Mastercard-posted 17 days ago
Full-time • Mid Level
O'fallon, MO
5,001-10,000 employees

At Mastercard, we’re building the future of data integrity and trust. As part of our commitment to innovation and excellence, we’re seeking a seasoned Data Quality Engineer to lead the development of scalable, cloud-based data quality solutions. This role is pivotal in ensuring our data pipelines meet the highest standards of accuracy, consistency, and completeness—aligned with Mastercard’s global best practices. You’ll define requirements for new applications, customize solutions to Mastercard specifications, and provide mentorship and technical leadership to a high-performing team. If you thrive in a fast-paced, collaborative environment and are passionate about data quality, this is your opportunity to make a global impact.

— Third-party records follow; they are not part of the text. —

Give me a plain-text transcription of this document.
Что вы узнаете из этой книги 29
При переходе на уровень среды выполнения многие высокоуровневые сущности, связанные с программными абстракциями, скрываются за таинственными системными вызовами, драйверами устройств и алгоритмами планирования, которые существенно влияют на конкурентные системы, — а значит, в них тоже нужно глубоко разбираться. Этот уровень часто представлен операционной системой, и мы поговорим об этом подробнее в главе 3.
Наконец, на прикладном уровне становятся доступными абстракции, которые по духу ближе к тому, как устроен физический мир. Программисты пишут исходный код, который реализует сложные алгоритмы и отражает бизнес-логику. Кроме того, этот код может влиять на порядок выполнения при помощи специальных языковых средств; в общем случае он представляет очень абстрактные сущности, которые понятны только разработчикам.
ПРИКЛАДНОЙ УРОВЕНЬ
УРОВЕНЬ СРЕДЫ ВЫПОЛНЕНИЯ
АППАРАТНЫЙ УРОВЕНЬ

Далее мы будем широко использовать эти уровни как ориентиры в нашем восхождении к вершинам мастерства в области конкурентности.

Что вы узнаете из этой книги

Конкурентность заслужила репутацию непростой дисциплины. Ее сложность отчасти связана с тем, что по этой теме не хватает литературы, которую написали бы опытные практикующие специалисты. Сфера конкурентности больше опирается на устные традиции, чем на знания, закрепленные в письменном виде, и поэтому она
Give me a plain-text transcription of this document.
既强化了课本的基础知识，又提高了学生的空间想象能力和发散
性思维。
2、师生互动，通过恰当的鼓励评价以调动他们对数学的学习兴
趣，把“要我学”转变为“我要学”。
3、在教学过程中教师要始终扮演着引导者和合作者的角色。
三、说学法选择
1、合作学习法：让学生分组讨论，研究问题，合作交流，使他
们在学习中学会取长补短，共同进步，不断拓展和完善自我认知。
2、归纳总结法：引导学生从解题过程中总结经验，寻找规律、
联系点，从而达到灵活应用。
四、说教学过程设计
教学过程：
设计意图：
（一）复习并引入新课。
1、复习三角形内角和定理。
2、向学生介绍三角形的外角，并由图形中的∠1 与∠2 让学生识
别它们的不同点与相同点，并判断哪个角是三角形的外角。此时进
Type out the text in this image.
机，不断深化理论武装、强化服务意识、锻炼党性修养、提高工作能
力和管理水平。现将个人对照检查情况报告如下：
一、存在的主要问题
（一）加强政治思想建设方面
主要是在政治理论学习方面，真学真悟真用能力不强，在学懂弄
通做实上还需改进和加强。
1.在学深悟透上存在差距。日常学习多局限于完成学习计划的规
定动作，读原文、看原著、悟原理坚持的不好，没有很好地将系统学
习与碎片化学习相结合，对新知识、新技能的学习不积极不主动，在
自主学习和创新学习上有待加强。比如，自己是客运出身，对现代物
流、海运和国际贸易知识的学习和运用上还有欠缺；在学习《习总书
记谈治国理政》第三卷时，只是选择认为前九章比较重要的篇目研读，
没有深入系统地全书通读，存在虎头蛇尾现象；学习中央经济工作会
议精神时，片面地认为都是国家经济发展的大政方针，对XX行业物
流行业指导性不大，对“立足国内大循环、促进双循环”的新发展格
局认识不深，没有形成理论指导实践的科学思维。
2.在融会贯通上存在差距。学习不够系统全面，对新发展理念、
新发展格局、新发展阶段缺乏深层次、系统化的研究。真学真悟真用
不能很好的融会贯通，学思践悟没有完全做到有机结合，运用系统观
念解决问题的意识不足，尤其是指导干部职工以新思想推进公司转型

  • Define and Develop: Build scalable data quality frameworks using PySpark and Databricks, aligned with Mastercard standards.
  • Integrate and Optimize: Design and manage ETL/ELT pipelines using Apache NiFi, Hadoop, and AWS (S3, Redshift, Glue, Lambda).
  • Monitor and Detect: Implement data quality monitoring tools (Informatica, Talend, Great Expectations) and Databricks anomaly detection.
  • Orchestrate and Automate: Demonstrate proficiency in workflow orchestration using Apache Airflow, integrating seamlessly with Databricks, AWS Step Functions, and Unix shell scripting to automate data quality checks and streamline operational processes for enhanced efficiency.
  • Collaborate and Align: Work closely with data engineers, scientists, and business stakeholders to define standards and resolve issues.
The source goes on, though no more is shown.